Epistemologically, all statistics is finite, and infinites and continuity only appear in the limit (via a process of closure useful because completeness simplifies many proofs, but not essential as sophisticated but straighforward proofs by closure can be turned into involved proofs using elementary techniques). Also, stochastic processes are equivalent iff all their finite-dimensional distributions are equivalent, so even there things can be a lot smaller than they are made to be by professional mathematicians.
My actual point is that the fixation with Calculus as the gateway to higher mathematics is misplaced. There is nothing more useless that what Americans call "AP Calculus" or "Freshman Calculus", especially for people in the humanities and social sciences (who, often, take a single term of Calculus as their only exposure to 'higher math'). I would much rather teach people "finite mathematics". Bush is a symptom, not the disease.
Radically Elementary Probability Theory
Which I must finish reading. When I find it again ...
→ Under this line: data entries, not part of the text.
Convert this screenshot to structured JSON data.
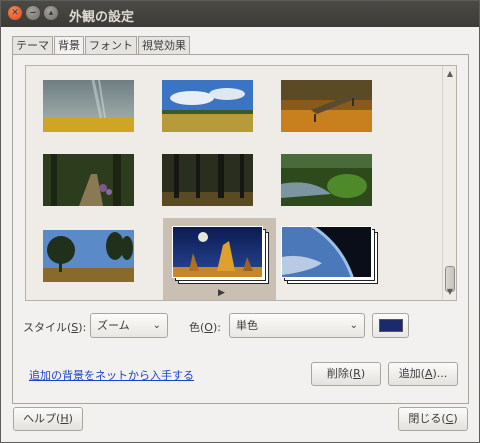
{
  "window": {
    "title": "外観の設定"
  },
  "titlebar_buttons": {
    "close_glyph": "✕",
    "minimize_glyph": "‒",
    "maximize_glyph": "▴"
  },
  "tabs": [
    {
      "label": "テーマ"
    },
    {
      "label": "背景"
    },
    {
      "label": "フォント"
    },
    {
      "label": "視覚効果"
    }
  ],
  "active_tab": "背景",
  "gallery": {
    "wallpapers": [
      {
        "name": "rainbow-field",
        "scene": "rainy sky over golden field"
      },
      {
        "name": "blue-sky-meadow",
        "scene": "blue sky with clouds over green meadow"
      },
      {
        "name": "autumn-bench",
        "scene": "wooden bench among autumn leaves"
      },
      {
        "name": "forest-path",
        "scene": "path through dark green forest"
      },
      {
        "name": "dark-woods",
        "scene": "tall dark tree trunks"
      },
      {
        "name": "river-fern",
        "scene": "stream with green plants"
      },
      {
        "name": "tree-silhouettes",
        "scene": "trees against blue sky"
      },
      {
        "name": "pinnacles-moon",
        "scene": "rock spires under night sky with moon",
        "selected": true
      },
      {
        "name": "earth-from-space",
        "scene": "planet limb in space"
      }
    ],
    "play_glyph": "▶"
  },
  "style": {
    "label": "スタイル(",
    "mnemonic": "S",
    "label_end": "):",
    "value": "ズーム"
  },
  "color": {
    "label": "色(",
    "mnemonic": "O",
    "label_end": "):",
    "value": "単色",
    "swatch": "#1a2a6b"
  },
  "links": {
    "get_more": "追加の背景をネットから入手する"
  },
  "buttons": {
    "remove": {
      "text": "削除(",
      "mnemonic": "R",
      "end": ")"
    },
    "add": {
      "text": "追加(",
      "mnemonic": "A",
      "end": ")..."
    },
    "help": {
      "text": "ヘルプ(",
      "mnemonic": "H",
      "end": ")"
    },
    "close": {
      "text": "閉じる(",
      "mnemonic": "C",
      "end": ")"
    }
  },
  "colors": {
    "link": "#1c44c9",
    "titlebar": "#3c3b37",
    "selection": "#c9bfb3"
  }
}
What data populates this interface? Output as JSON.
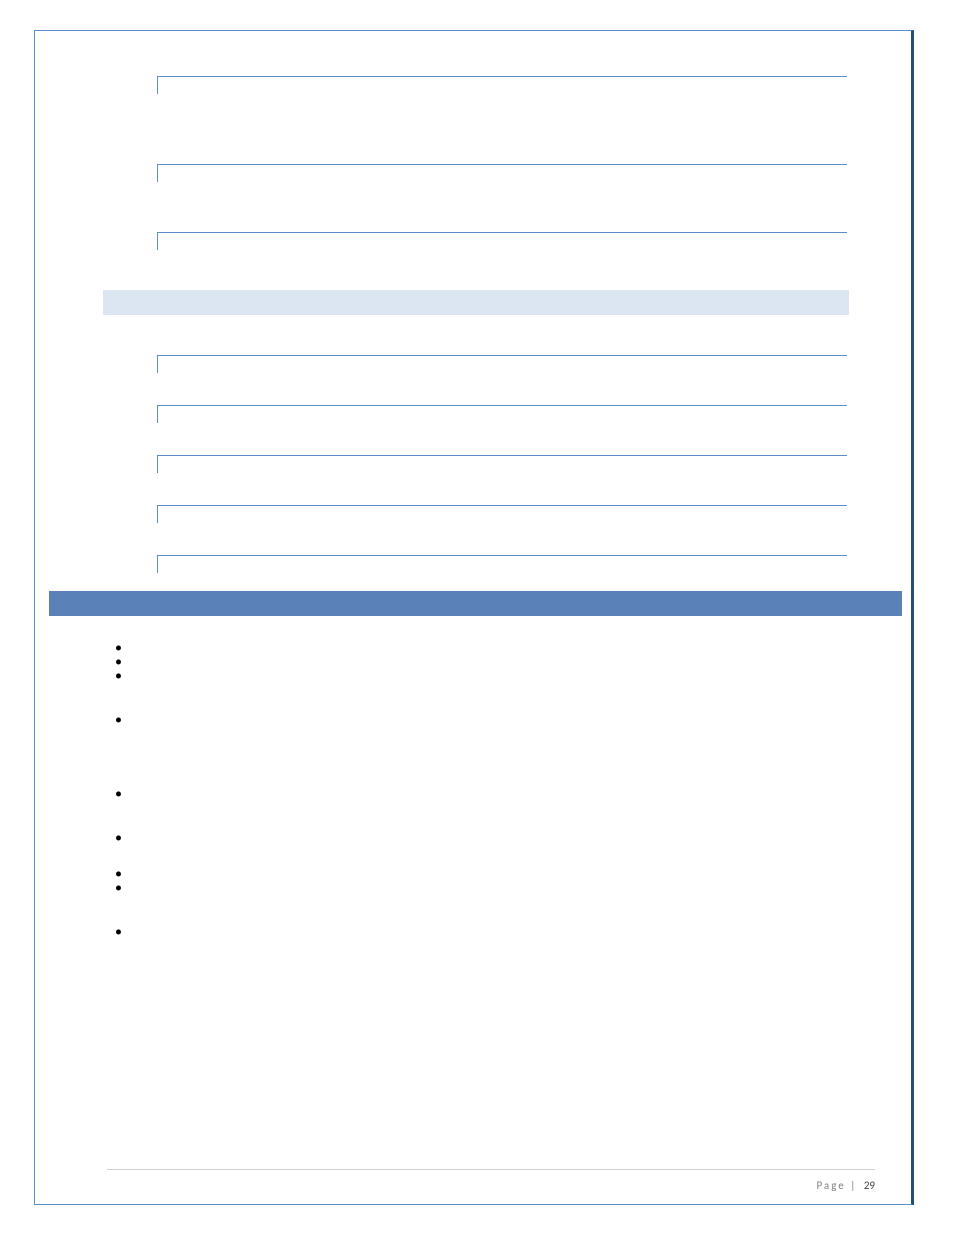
{
  "fields_group_a": [
    {
      "value": ""
    },
    {
      "value": ""
    },
    {
      "value": ""
    }
  ],
  "subheader": {
    "label": ""
  },
  "fields_group_b": [
    {
      "value": ""
    },
    {
      "value": ""
    },
    {
      "value": ""
    },
    {
      "value": ""
    },
    {
      "value": ""
    }
  ],
  "section_header": {
    "label": ""
  },
  "bullets": [
    {
      "text": ""
    },
    {
      "text": ""
    },
    {
      "text": ""
    },
    {
      "text": ""
    },
    {
      "text": ""
    },
    {
      "text": ""
    },
    {
      "text": ""
    },
    {
      "text": ""
    },
    {
      "text": ""
    }
  ],
  "footer": {
    "label": "Page",
    "separator": "|",
    "number": "29"
  }
}
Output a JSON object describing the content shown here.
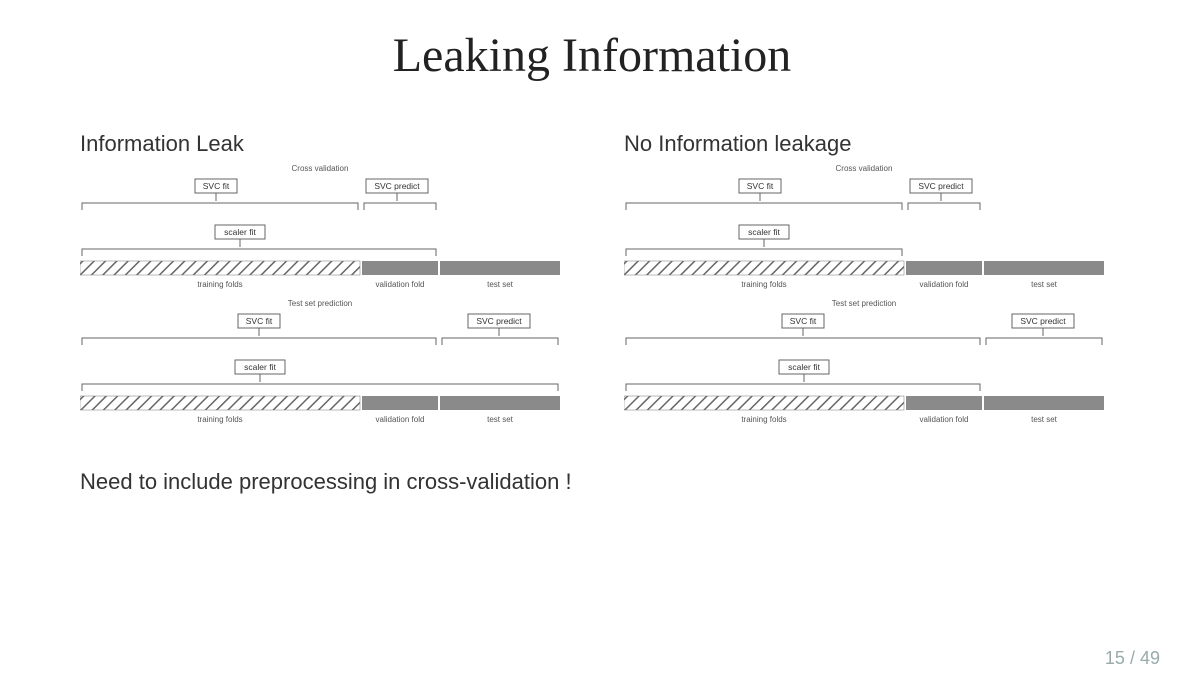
{
  "title": "Leaking Information",
  "left_heading": "Information Leak",
  "right_heading": "No Information leakage",
  "conclusion": "Need to include preprocessing in cross-validation !",
  "page_current": "15",
  "page_total": "49",
  "labels": {
    "cross_validation": "Cross validation",
    "test_set_prediction": "Test set prediction",
    "svc_fit": "SVC fit",
    "svc_predict": "SVC predict",
    "scaler_fit": "scaler fit",
    "training_folds": "training folds",
    "validation_fold": "validation fold",
    "test_set": "test set"
  },
  "chart_data": {
    "type": "diagram",
    "note": "Two side-by-side schematic pipelines comparing information leak vs no leakage. Each side has two subpanels (Cross validation, Test set prediction). Data bar is composed of: training folds (hatched), validation fold (grey), test set (grey). In the 'Information Leak' panels, scaler_fit spans training+validation (top) or all three segments (bottom). In the 'No Information leakage' panels, scaler_fit spans only training folds. SVC fit is applied over training folds; SVC predict is applied to validation fold (top) or test set (bottom).",
    "segments": {
      "training_folds": 0.58,
      "validation_fold": 0.16,
      "test_set": 0.26
    },
    "panels": [
      {
        "side": "left",
        "sub": "cross_validation",
        "scaler_fit_span": [
          "training_folds",
          "validation_fold"
        ],
        "svc_fit_span": [
          "training_folds"
        ],
        "svc_predict_target": "validation_fold"
      },
      {
        "side": "left",
        "sub": "test_set_prediction",
        "scaler_fit_span": [
          "training_folds",
          "validation_fold",
          "test_set"
        ],
        "svc_fit_span": [
          "training_folds",
          "validation_fold"
        ],
        "svc_predict_target": "test_set"
      },
      {
        "side": "right",
        "sub": "cross_validation",
        "scaler_fit_span": [
          "training_folds"
        ],
        "svc_fit_span": [
          "training_folds"
        ],
        "svc_predict_target": "validation_fold"
      },
      {
        "side": "right",
        "sub": "test_set_prediction",
        "scaler_fit_span": [
          "training_folds",
          "validation_fold"
        ],
        "svc_fit_span": [
          "training_folds",
          "validation_fold"
        ],
        "svc_predict_target": "test_set"
      }
    ]
  }
}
Yes, but you don't have to teach calculus on its own first, you can just do it, in context. Bush is a symptom, not the disease.
Some elementary stats might be useful ('the increase in cancer risk is a shocking 100% greater! - from p = 0.0000001 to p = 0.0000002...') but perhaps best left as an optional extra for those who want the advanced course.
Which part of math is that? The point of the subthread was that, if you're going to teach people "advanced math", it should be prob/stat.
Although making "How to lie with statistics" compulsory reading in secondary school wouldn't be all that bad an idea. Bush is a symptom, not the disease.